Quai d’Ivry road interchange in Paris

Urban restructuring awarded the GPNI 2019

Artelia was asked by SEMAPA (Paris design, project management and development company), to remove an imposing road infrastructure to enable the development of the sustainable Bruneseau district in Paris. Our teams met this challenge by deconstructing and rebuilding the Quai d’Ivry interchange, one of the busiest sections of motorway in Europe, while it was in operation.

CONTEXT & ISSUES

For over 30 years, SEMAPA has been managing highly ambitious urban redevelopment projects on the left bank of the Seine in Paris. In the early 2000s, it initiated a project to redevelop the Masséna-Bruneseau sector, an area crossed by the Paris ring road and marked by a major motorway interchange. Ateliers Lion Associés came up with the idea of radically transforming this interchange, changing the way traffic flows, to make way for a new urban transparency under the ring road, recreating a link between Paris and Ivry.

Artelia implemented this project, overcoming a number of challenges: temporarily diverting one of the busiest 2×4 lane road sections in Europe, fitting a complex worksite into an extremely small space, preserving the surrounding buildings, cleaning up a former railway and industrial zone, etc. without interrupting traffic and while ensuring the safety of all concerned.
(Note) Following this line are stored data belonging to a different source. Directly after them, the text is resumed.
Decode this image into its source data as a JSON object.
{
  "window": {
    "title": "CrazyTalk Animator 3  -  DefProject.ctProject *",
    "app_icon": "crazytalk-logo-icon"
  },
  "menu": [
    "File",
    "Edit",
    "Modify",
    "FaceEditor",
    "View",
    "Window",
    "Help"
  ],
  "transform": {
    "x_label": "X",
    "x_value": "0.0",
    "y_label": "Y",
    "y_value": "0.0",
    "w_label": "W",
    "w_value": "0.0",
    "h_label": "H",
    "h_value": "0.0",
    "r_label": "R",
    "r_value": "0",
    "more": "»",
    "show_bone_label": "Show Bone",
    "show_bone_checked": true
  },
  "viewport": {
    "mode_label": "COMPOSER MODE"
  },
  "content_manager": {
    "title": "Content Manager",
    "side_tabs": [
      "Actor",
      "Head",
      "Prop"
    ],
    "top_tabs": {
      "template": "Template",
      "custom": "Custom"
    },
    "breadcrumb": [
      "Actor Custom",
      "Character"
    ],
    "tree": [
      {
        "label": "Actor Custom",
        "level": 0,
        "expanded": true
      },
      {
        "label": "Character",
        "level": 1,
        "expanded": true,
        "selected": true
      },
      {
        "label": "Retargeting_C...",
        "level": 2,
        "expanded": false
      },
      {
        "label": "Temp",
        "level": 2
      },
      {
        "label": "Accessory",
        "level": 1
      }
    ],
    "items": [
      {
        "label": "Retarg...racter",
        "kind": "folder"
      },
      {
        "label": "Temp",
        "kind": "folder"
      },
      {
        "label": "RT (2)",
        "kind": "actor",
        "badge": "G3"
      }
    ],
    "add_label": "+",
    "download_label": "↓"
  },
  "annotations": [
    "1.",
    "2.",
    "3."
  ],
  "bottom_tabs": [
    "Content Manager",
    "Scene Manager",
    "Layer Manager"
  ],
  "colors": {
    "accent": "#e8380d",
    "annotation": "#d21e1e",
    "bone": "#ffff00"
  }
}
To achieve this, Artelia mobilised a multi-disciplinary team bringing together all the engineering expertise and implemented both technical innovations (high studded walls for the bypass of the ring road) and organisational innovations (phasing of an extremely complex urban worksite). The site itself was subject to original environmental and nuisance control measures (evacuation of soil by barge, systematic treatment of asbestos pollution and soil, etc.).

All the commitments were met, without the slightest incident and with flawless communication to the public. This exemplary project won the Construction/Development prize in the 2019 Grand Prix national de l’ingénierie, one of France’s most prestigious engineering awards. Today, a new district has emerged that encourages soft mobility under the ring road, demonstrating that it is possible to reconcile the city with its road infrastructure.